Eine Friesische Stadt bekam einst einen neuen Amtsrichter. Der hatte einen schlechten Ruf, und das zu Recht. Er war grob und jähzornig und benahm sich im Gerichtssaal wie ein kleiner Fürst, und bald schon waren alle Leute in der Stadt genervt von ihm.
Einmal war Bauer Ole als Zeuge wegen einer Schlägerei eingeladen. Die Schlägerei war in einem Wirtshaus gewesen und es war viel kaputt gegangen. Und es hieß, der Sohn des Richters hätte den Streit angefangen.
Bauer Ole fing also an zu berichten:
“Ich saß da so vor der Tür und trank mein Bier, da hör ich von drinnen den Sohn des Herrn Richter auf einma….”

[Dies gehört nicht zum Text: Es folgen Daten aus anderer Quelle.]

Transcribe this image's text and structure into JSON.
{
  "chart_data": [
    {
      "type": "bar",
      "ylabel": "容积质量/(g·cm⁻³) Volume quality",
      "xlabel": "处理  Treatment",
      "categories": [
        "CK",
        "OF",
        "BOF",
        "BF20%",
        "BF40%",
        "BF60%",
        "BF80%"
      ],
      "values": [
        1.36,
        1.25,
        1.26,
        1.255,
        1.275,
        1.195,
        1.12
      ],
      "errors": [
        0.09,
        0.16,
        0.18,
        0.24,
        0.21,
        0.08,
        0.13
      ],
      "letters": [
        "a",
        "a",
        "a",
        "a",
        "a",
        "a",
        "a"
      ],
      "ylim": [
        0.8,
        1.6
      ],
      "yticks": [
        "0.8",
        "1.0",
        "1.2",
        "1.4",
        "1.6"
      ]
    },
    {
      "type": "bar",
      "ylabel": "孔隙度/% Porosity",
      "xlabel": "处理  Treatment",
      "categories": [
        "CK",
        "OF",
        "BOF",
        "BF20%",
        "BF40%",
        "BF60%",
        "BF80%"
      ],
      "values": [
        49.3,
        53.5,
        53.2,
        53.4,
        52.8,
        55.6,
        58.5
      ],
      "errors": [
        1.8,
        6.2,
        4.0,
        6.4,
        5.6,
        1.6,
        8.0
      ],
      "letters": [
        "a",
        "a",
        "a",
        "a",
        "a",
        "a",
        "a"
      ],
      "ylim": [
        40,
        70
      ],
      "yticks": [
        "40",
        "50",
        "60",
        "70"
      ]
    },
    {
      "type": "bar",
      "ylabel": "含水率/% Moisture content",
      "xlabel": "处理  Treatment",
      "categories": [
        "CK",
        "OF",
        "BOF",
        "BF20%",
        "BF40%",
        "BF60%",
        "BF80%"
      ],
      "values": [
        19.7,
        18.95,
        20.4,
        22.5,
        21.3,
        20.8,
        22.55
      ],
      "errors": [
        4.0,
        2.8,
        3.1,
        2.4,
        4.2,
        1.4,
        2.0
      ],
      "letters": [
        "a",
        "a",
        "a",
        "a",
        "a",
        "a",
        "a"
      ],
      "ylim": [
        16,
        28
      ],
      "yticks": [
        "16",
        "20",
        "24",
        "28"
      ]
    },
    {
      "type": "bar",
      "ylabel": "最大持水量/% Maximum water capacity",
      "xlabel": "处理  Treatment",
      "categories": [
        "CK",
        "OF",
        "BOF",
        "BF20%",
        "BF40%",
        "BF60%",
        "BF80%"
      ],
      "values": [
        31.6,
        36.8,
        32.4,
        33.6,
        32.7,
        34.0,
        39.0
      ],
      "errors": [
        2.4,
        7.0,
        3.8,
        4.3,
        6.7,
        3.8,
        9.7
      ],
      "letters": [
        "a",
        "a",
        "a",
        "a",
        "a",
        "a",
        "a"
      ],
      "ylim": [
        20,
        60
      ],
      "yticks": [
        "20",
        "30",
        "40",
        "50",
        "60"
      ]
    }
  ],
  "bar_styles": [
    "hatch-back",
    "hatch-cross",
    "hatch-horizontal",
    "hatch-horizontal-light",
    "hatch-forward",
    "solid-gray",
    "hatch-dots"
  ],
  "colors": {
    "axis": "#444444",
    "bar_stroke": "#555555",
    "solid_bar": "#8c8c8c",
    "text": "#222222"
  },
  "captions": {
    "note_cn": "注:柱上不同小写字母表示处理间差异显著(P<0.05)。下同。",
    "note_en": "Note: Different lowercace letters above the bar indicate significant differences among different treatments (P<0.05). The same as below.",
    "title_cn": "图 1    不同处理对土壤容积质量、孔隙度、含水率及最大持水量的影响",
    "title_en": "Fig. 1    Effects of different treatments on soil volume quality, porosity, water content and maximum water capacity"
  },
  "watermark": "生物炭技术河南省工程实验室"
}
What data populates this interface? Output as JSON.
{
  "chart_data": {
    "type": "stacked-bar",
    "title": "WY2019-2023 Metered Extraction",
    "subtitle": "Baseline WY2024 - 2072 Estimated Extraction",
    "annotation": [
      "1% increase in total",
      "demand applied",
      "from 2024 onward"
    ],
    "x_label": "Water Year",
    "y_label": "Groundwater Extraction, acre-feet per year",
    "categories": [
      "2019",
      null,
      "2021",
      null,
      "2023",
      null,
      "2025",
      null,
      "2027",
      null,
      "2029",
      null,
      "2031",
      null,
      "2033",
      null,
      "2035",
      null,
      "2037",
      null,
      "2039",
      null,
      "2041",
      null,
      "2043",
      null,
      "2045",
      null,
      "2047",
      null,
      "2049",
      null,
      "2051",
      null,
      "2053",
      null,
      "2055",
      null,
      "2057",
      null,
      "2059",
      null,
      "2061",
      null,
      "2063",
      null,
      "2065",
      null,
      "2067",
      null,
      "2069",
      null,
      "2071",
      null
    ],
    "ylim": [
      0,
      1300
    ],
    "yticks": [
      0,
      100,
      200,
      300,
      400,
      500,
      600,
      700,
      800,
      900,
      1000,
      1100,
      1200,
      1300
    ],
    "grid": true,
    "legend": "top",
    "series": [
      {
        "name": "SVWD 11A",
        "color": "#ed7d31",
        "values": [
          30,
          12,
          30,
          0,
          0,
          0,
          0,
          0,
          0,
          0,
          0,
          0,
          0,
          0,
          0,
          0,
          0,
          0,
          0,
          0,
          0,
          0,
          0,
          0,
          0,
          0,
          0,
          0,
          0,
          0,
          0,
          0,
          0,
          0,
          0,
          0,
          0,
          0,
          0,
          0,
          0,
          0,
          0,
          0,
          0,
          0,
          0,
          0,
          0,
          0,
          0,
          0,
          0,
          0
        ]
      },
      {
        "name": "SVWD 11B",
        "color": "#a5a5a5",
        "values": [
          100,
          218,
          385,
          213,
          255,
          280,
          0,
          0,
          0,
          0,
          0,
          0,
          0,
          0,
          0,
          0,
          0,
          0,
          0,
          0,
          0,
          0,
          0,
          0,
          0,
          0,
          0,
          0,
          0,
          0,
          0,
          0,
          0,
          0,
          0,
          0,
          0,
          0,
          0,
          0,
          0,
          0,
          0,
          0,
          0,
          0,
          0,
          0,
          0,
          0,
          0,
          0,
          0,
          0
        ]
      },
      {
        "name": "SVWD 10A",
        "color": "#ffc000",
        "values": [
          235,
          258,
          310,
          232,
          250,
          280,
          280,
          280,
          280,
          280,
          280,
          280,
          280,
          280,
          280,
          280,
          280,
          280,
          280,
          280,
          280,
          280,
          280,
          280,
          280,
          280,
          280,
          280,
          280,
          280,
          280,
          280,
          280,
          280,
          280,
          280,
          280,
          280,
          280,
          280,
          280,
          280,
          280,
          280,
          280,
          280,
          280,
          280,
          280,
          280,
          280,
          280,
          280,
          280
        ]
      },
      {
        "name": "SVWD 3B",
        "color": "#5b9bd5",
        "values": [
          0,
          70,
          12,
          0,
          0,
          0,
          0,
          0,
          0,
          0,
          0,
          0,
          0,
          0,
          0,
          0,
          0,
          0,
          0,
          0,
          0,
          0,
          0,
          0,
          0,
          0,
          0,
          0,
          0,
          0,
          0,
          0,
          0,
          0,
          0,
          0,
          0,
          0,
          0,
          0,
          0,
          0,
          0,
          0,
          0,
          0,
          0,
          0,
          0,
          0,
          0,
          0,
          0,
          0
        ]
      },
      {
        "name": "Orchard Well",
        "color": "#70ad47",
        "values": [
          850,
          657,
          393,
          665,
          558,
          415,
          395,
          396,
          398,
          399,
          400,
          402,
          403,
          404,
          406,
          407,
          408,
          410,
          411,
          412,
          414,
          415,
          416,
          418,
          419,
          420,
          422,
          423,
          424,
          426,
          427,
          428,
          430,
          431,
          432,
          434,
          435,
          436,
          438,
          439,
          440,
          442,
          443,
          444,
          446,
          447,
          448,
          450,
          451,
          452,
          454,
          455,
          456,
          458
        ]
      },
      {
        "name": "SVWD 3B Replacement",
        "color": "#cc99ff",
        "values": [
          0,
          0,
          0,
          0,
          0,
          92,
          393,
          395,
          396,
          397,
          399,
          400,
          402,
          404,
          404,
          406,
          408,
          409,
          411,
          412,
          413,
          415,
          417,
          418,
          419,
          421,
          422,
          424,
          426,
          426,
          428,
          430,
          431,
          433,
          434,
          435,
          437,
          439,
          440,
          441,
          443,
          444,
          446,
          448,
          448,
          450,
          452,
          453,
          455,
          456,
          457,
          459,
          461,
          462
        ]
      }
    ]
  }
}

Da unterbrach ihn der Richter auch schon.
“Äbäp bäp bäp bäp… hören kann man viel. Haben sie etwas GESEHEN?”
“Äh… nein” sagte Bauer Ole, “aber ich habe deutlich gehört, wie… “
“Nein! Genug!”, unterbrach ihn der Richter erneut. “Hören gilt hier nicht. Man muss die Sachen schon gesehen haben. Raus mit ihnen!”
Alle Zuschauer im Saal seufzten. Was für ein Idiot.

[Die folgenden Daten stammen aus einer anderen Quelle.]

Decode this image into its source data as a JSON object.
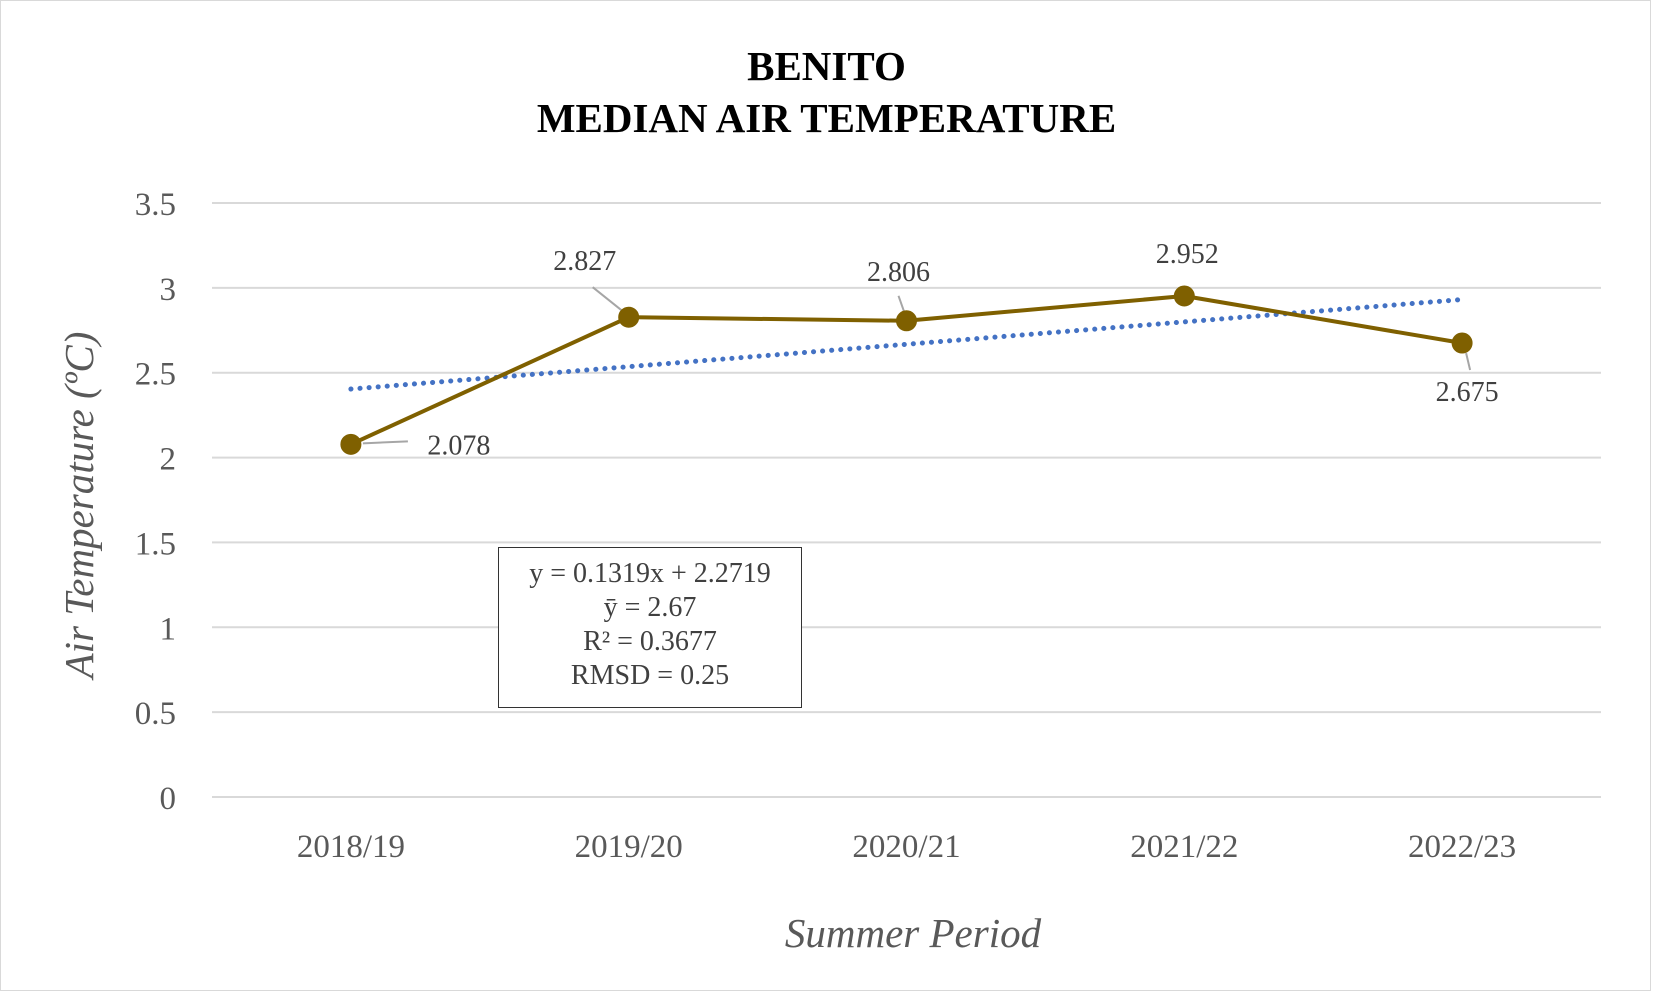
{
  "chart_data": {
    "type": "line",
    "title": "BENITO",
    "subtitle": "MEDIAN AIR TEMPERATURE",
    "xlabel": "Summer Period",
    "ylabel": "Air Temperature (ºC)",
    "ylim": [
      0,
      3.5
    ],
    "yticks": [
      "0",
      "0.5",
      "1",
      "1.5",
      "2",
      "2.5",
      "3",
      "3.5"
    ],
    "grid": true,
    "categories": [
      "2018/19",
      "2019/20",
      "2020/21",
      "2021/22",
      "2022/23"
    ],
    "series": [
      {
        "values": [
          2.078,
          2.827,
          2.806,
          2.952,
          2.675
        ],
        "labels": [
          "2.078",
          "2.827",
          "2.806",
          "2.952",
          "2.675"
        ],
        "color": "#7f6000"
      }
    ],
    "trendline": {
      "type": "linear",
      "slope": 0.1319,
      "intercept": 2.2719,
      "style": "dotted",
      "color": "#4472c4"
    },
    "annotations": [
      "y = 0.1319x + 2.2719",
      "ȳ = 2.67",
      "R² = 0.3677",
      "RMSD = 0.25"
    ]
  }
}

Bauer Ole drehte sich um und ging zur Tür. Und dann ließ er plötzlich einen fahren, dass es nur so krachte.

Der Richter wurde ganz rot im Gesicht und rief:
“Was fällt ihnen ein? Sie, Sie Bauerntölpel… so eine Respektlosigkeit! Entschuldigen Sie sich, oder das wird Konsequenzen haben.”
Doch Bauer Ole fragte nur ganz unschuldig:
“Was ist denn Herr Richter. Sie haben doch bloß was gehört, und hören gilt hier ja nicht. Man muss die Sache schon gesehen haben.”
Alle, sogar die Stadtwache, hielten sich vor Lachen die Bäuche.
Und schon wenige Tage danach bat der Richter beim Fürsten um eine Versetzung.